Suzuki Fronx Hybrid: Sang Penantang Baru Small SUV Dipastikan Meluncur Tahun Ini!

JAKARTA – PT Suzuki Indomobil Sales (SIS) bersiap mengguncang bursa otomotif Indonesia dengan memperluas lini kendaraan hybrid-nya.
Setelah sukses dengan Grand Vitara, Ertiga Cruise, kemudian XL7, Suzuki melakukan konfirmasi akan meluncurkan Suzuki Fronx Hybrid tahun ini.
SUV kompak yang tersebut dinanti-nanti ini siap mengisi kekosongan segmen yang digunakan ditinggalkan Suzuki Ignis, menawarkan pilihan mobilitas ramah lingkungan yang tersebut lebih banyak segar kemudian menarik bagi konsumen Indonesia.
Kehadiran Fronx sebenarnya telah tercium sejak kompetisi IIMS 2025 pada Februari lalu, di tempat mana rangka mobil ini diduga kuat dipajang pada booth Suzuki. Namun, ketika itu Suzuki memilih untuk bungkam, tidaklah mengonfirmasi bahwa rangka yang disebutkan adalah pertanda teknologi hybrid yang akan datang.

Joshi Prasetya, Department Head Strategic Planning PT SIS, memberikan sedikit bocoran mengenai peluncuran Fronx, sekaligus mengonfirmasi ramalan yang tersebut beredar.
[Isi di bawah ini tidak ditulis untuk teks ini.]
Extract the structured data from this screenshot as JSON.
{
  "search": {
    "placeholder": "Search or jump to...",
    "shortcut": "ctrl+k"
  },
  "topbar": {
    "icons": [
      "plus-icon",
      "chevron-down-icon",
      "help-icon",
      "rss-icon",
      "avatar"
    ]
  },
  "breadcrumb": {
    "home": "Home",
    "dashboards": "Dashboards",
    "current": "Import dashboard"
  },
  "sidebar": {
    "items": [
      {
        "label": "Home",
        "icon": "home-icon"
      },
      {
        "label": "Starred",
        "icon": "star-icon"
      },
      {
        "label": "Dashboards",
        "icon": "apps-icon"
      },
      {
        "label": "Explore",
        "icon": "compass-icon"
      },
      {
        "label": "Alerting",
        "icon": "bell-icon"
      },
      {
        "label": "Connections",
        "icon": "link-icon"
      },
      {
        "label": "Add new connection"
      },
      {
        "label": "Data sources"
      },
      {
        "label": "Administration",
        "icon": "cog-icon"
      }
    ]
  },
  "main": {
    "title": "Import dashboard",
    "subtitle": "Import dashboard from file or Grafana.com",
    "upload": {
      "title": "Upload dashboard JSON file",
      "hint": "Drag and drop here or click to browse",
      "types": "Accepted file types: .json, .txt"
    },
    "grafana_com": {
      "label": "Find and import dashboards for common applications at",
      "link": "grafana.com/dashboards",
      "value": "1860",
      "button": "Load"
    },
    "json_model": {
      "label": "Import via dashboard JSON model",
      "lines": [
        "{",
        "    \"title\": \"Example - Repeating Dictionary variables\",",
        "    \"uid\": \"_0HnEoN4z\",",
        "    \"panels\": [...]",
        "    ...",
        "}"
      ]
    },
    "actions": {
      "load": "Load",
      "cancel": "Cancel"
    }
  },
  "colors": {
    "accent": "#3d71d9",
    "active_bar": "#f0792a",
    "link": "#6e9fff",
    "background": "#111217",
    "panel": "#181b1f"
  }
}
“Kemarin kita sudah ada mengamati sekilas Fronx di tempat IIMS 2025. Waktu peluncurannya akan segera diumumkan. Kalau mengawasi tren, Fronx akan meluncur di tempat Indonesia tahun ini. Namun, untuk waktu pastinya, bulan apa, masih kami rahasiakan,” kata Joshi pada Jakarta, Hari Jumat (14/3/2025).
Kehadiran Fronx diprediksi akan menjadi opsi menarik bagi konsumen yang mana menginginkan mobil hybrid berukuran kompak. Dengan dimensi yang digunakan tiada terpencil berbeda dari Baleno hatchback, Fronx menawarkan kepraktisan lalu efisiensi di satu paket. Sebagai perbandingan, Suzuki Fronx miliki dimensi panjang 3.995 mm, lebar 1.765 mm, serta tinggi 1.550 mm, sementara Baleno hatchback mempunyai dimensi panjang 3.990 mm, lebar 1.745 mm, kemudian tinggi 1.485 mm.
Ada prospek besar bahwa Suzuki Fronx akan dirakit secara lokal, menjadikannya kandidat kuat penerima insentif mobil hybrid seperti XL7 lalu Ertiga. Hal ini sejalan dengan rencana pembangunan ekonomi Suzuki sebesar Rp5 triliun untuk pengembangan prasarana produksi, termasuk untuk model elektrifikasi jenis hybrid.
Ada 2 tipe mesin hybrid yang digunakan dimiliki Suzuki. Pertama, mesin K15C dipakai Suzuki Grand Vitara Hybrid. Sedangkan mesin K15B dipakai Baleno kemudian Ertiga Hybrid. Maka, besar kemungkinan Suzuki Fronx akan mengusung mesin K15B seperti yang dipakai di dalam Ertiga Hybrid.
Dengan segala keunggulan yang ditawarkan, Suzuki Fronx Hybrid siap menjadi penantang penting pada segmen small SUV Indonesia. Akankah Fronx mampu merebuthatikonsumen?